Assistant Professor of Journalism Vern Williams flies a Phantom 3 as part of a panel on using drone imagery in journalism. The panel was one of many that took place Saturday, April 9, 2016 as part of the Regional Journalism Conference hosted by the Journalism Department and the SCSU SPJ at Southern Connecticut State University. Photo by Brokk M. Tollefson.

Assistant Professor of Journalism Vern Williams flies a Phantom 3 as part of a panel on using drone imagery in journalism. The panel was one of many that took place Saturday, April 9, 2016 as part of the Regional Journalism Conference hosted by the Journalism Department and the SCSU SPJ at Southern Connecticut State University. Photo by Brokk M. Tollefson.

By Jordan Otero

Journalists and news organizations shouldn’t be afraid to dabble in using drones for reporting and storytelling, a panel of industry professionals said Saturday.

The drone discussion, held during a session at the Making CONNections Regional Journalism Conference at Southern Connecticut State University, centered around drone regulations and ethics, as well as ways in which news organizations and publications can use drones to enhance their storytelling abilities.

Panelists were John Woike, a staff photographer at the Hartford Courant; Peter Sachs of the Drone Law Journal; Petr Hejl, owner and operating of NotADrone.com; and Jon Ollwerther, CMO for Aerobo, a NYC Drone startup which designs, builds, and operates drones for clients in news, television, sports, advertising, cinema and inspection.

The two-day conference was hosted Friday and Saturday by the Southern Connecticut State University (SCSU) Journalism Department and SCSU SPJ student chapter, with support from the Connecticut Pro Chapter of SPJ.

Sachs noted that despite misconceptions that drones are heavily regulated, there are only three restrictions stipulated by the Federal Aviation Administration: operators cannot fly in a restricted area, cannot operate carelessly or recklessly, and must register their drone.

Sachs stressed that it is not mandatory for anyone – reporter or otherwise – to obtain a pilot’s license before flying a drone and that there are currently no laws to stop journalists from using a drone for newsgathering purposes.

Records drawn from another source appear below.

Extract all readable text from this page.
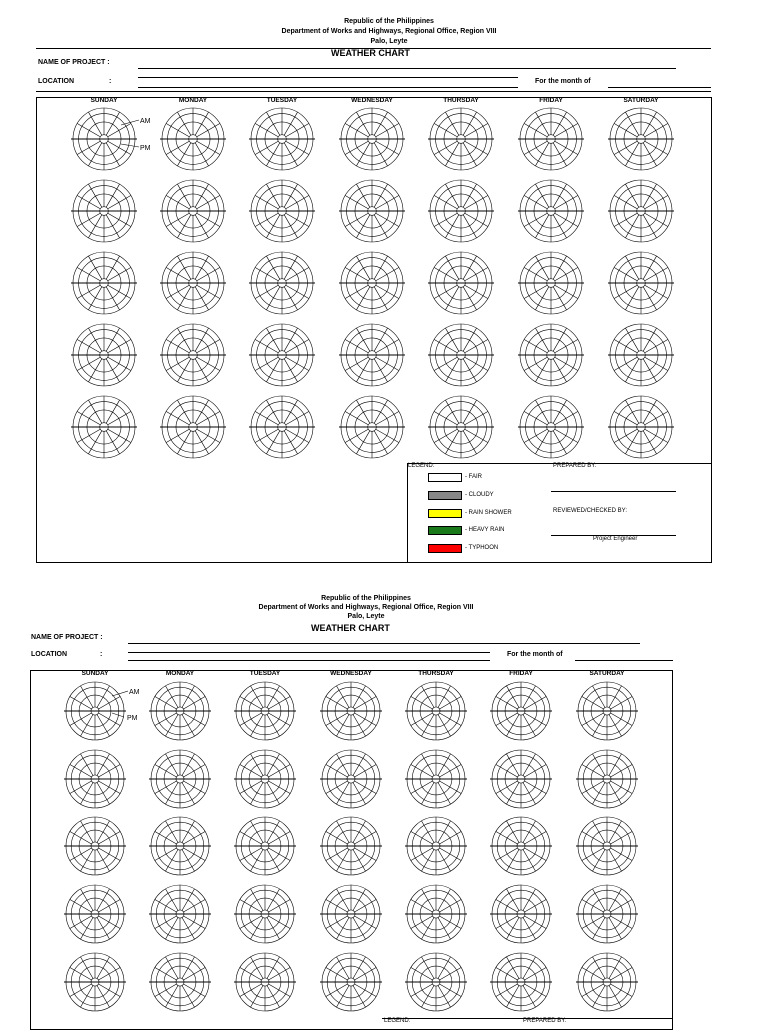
Republic of the Philippines
Department of Works and Highways, Regional Office, Region VIII
Palo, Leyte
WEATHER CHART
NAME OF PROJECT :
LOCATION	:	For the month of
SUNDAY	MONDAY	TUESDAY	WEDNESDAY	THURSDAY	FRIDAY	SATURDAY
LEGEND:
- FAIR
- CLOUDY
- RAIN SHOWER
- HEAVY RAIN
- TYPHOON
PREPARED BY:
REVIEWED/CHECKED BY:
Project Engineer
Republic of the Philippines
Department of Works and Highways, Regional Office, Region VIII
Palo, Leyte
WEATHER CHART
NAME OF PROJECT :
LOCATION	:	For the month of
SUNDAY	MONDAY	TUESDAY	WEDNESDAY	THURSDAY	FRIDAY	SATURDAY
LEGEND:	PREPARED BY:
AM
PM
AM
PM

The panelists said it is currently less restrictive for an average citizen to get drone footage than news outlets because it is for non-commercial use.

“There’s been a big shift in public perception” in recent years surrounding drone usage, Hejl said.

Regardless of that shift, drones provide the potential to enhance storytelling by giving access and perspective.

“For a journalist, I think this is going to be the future,” Woike said. “I look forward to the day when I can go on assignment and add this to my storytelling.”

Ollwerther said: “Anyone saying they don’t want to explore this right now is putting themselves at a disadvantage.”